Welche Schäden die Autostadt beklagt: Armin Maus taxiert den Sachschaden im fünfstelligen Bereich. Der vom Sekundenkleber beschmutzte Boden müsse vermutlich komplett erneuert werden, desgleichen eine Wand des Pavillons. Die Bootsanlegestelle der Autostadt, wo Rote-Bete-Saft vergossen wurde, sei aufwändig zu reinigen. Maus: „Der Einsatz an Arbeitskraft war während der ganzen Aktion erheblich.“ Was noch dazu komme: „Natürlich hat die Situation auch unsere Kolleginnen und Kollegen belastet.“ 

Frage: Herr Grimalda, wie blicken Sie in die Zukunft?

Antwort: Das Zeitfenster, indem wir noch etwas verändern können, ist extrem klein. Der IPCC-Report zum Klimawandel errechnet, dass wir noch sieben Jahre haben, um die Erderwärmung unter 1,5 Grad zu halten. Und die Zahl ist willkürlich; einige Ökosysteme sind schon kollabiert. Wir sind schon im klimatischen Zusammenbruch. Es ist sehr wahrscheinlich, dass der Meeresspiegel in den nächsten Jahrhunderten um zehn Meter steigt, Ende dieses Jahrhunderts um einen.

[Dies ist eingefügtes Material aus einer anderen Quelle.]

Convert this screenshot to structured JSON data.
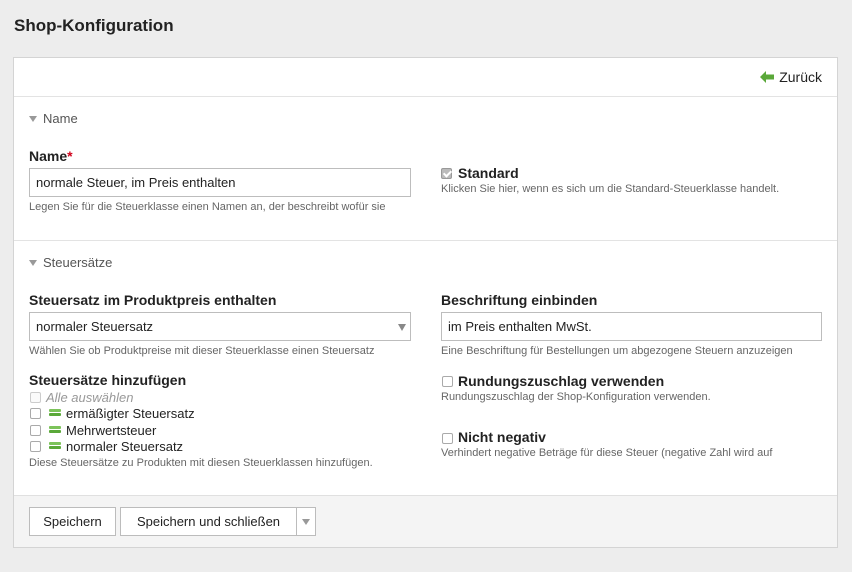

Antwort: In den kommenden Jahrzehnten werden Hunderte Millionen Menschen vor dem Klimawandel fliehen. Das macht mich panisch. Wir haben gesehen, was für einen massiven Wandel ein paar Millionen syrische Flüchtlinge im politischen System auslösen: den Brexit, das Erstarken der Rechten. Was passiert, wenn viel mehr kommen? Wir sind auf solche Schocks nicht vorbereitet. Deshalb halte ich schockierende Aktionen für sinnvoll – solange wir dann über die Krise sprechen und nicht darüber, ob man besser Tomaten- oder Kartoffelsuppe auf Kunstwerke kippt.